Des années après l’affaire dite du forcené de Nidau, il nous arrivait encore, à l’Auberge de la Treille, d’évoquer les péripéties qui avaient fait la une des tabloïds pendant une bonne semaine, alors que ce fut, pour nous autres mauvais esprits, l’occasion de fustiger tout ce qui, de près ou de loin, représentait l’Autorité à nos yeux d’anciens étudants enragés, tout en manifestant notre soutien à notre camarade de la grande époque de la Jeunesse Progressiste, devenu symbole d’une résistance panique aux forces de l’ordre alors même qu’il s’était pour ainsi dire retiré du monde depuis des années et que nous l'avions tous perdu de vue.

Dès que nous avions reconnu notre ancien compère au TJ du soir, dont le regard farouche et la barbe hirsute avaient immédiatement été associés à l’expression réitérée de forcené, nous nous étions sentis à fond de son côté, selon l’expression de notre compère Lustig.
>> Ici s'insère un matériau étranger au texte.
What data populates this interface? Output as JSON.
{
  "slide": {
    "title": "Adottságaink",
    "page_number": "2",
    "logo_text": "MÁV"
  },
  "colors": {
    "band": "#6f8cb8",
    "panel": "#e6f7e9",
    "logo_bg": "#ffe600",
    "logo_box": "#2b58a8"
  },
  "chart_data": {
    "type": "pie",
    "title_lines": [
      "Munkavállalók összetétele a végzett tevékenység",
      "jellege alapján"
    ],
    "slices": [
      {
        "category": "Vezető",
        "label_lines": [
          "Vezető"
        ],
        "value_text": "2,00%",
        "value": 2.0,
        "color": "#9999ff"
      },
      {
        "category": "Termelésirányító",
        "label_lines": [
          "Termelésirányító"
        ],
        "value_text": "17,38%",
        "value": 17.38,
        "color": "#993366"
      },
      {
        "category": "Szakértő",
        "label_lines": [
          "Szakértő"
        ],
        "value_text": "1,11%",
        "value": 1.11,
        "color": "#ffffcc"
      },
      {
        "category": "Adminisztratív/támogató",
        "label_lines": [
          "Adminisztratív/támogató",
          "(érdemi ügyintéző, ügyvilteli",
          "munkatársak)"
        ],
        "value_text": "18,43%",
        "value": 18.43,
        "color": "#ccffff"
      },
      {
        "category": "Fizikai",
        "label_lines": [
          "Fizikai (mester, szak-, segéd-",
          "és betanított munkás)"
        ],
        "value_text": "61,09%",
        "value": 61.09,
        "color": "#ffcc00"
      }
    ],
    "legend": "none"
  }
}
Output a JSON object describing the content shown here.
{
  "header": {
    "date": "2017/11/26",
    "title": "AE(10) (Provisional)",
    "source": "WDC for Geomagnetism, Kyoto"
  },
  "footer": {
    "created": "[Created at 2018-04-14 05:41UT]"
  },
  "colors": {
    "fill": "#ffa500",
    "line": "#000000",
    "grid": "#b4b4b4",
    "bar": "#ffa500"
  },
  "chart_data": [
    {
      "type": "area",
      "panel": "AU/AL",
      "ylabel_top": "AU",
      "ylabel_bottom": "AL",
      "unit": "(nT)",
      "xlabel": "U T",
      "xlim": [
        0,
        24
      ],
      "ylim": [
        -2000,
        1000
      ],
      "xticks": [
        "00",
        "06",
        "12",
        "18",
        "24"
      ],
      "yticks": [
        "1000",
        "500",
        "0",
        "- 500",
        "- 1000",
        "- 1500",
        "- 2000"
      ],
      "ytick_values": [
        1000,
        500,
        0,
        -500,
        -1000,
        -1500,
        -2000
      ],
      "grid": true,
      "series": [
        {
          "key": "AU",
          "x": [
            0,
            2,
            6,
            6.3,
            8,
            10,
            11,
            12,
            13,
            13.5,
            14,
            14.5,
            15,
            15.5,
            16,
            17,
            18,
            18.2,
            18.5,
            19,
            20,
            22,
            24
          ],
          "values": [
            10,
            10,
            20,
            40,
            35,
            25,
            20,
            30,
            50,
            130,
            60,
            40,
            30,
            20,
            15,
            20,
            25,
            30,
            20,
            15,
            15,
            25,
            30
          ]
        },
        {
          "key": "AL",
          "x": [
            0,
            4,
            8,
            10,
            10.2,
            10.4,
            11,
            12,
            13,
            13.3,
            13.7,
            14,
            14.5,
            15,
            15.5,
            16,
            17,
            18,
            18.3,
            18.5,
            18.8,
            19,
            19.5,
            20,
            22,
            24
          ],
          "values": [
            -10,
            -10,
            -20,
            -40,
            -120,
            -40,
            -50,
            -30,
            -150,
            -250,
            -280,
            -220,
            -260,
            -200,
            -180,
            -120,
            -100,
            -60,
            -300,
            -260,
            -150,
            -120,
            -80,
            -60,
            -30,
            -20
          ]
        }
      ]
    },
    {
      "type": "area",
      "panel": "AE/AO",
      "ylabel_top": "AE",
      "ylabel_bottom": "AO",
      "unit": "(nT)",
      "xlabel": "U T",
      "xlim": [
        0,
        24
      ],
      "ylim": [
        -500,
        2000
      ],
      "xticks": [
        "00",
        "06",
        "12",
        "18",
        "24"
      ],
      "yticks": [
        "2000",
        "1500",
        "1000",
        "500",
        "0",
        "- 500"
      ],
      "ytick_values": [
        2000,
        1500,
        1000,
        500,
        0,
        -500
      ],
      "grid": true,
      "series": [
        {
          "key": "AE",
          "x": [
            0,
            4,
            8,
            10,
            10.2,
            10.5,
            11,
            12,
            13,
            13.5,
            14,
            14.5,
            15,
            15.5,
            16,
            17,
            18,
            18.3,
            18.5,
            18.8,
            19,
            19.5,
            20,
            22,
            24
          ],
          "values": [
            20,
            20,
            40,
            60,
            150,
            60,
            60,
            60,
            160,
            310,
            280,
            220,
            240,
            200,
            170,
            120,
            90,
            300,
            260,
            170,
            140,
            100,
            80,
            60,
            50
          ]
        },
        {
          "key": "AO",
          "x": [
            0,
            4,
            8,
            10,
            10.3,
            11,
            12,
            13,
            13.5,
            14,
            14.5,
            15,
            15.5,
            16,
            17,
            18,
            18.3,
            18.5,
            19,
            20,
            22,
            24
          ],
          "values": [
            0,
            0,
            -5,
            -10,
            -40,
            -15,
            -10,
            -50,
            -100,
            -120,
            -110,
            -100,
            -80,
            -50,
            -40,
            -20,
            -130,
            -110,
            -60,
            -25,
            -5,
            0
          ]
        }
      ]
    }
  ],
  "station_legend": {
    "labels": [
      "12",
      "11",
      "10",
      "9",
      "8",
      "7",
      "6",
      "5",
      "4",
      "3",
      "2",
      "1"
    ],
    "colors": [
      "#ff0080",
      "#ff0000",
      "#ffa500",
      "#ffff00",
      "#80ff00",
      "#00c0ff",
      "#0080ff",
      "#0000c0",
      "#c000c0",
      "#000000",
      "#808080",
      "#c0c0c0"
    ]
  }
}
Le lendemain, quand les tabloïds avaient diffusé la première série d’image du présumé forcené défendant la maison familiale mal entretenue dont l’Autorité prétendait le chasser, ce parti pris solidaire s’était trouvé décuplé, encore accentué par le fait que notre ancien camarade avait lâché une première salve de chevrotine contre les collaborateurs de la police locale, crevant l’œil de l’un d’eux et provoquant la montée en puissance de l’action policière, l’arrivée de 500 collaborateurs de l’Unité Spéciale et l’évacuation de tout le quartier des Bleuets au milieu duquel, selon les médias unanimes, la maison familiale mal entretenue, désormais comparée à Fort Apache, détonait.

Parmi les réactions que l’affaire dite du forcené de Nidau avait provoquées, entre autres analyses de psychologues et de spécialistes de l’incivilité, nous aimions particuliètrement nous gausser, à la Treille, de celle du romancier en vue R., notre ancien condisciple de la Faculté des sciences politiques de Neuchâtel, qui était intervenu en duplex de Rome, où il se trouvait alors en résidence d’écrivain, pour dénoncer l’intervention massive des unités de choc de la police assimilables, selon lui, à un exercice de type préfasciste, selon son expression, annonçant de sombres lendemain dans ce pays travaillé, toujours selon lui, par un instinct de mort. À propos de notre compère dit le forcené de Nidau, l’écrivain avait insisté sur le fait que son attitude, quoique confuse, signalait un malaise éprouvé par la plupart des habitants de ce pays incapable de gérer la différence, comme l’illustraient d’ailleurs ses propres romans. Lustig n’avait pas son pareil dans l’imitation du romancier R., dont nous nous gaussions de la propension à répéter que ce pays rampait devant les banquiers alors que lui-même vivait pour ainsi dire de subventions de l'Etat depuis qu’il avait décidé de consacrer sa vie au seul sacerdoce de l’écriture.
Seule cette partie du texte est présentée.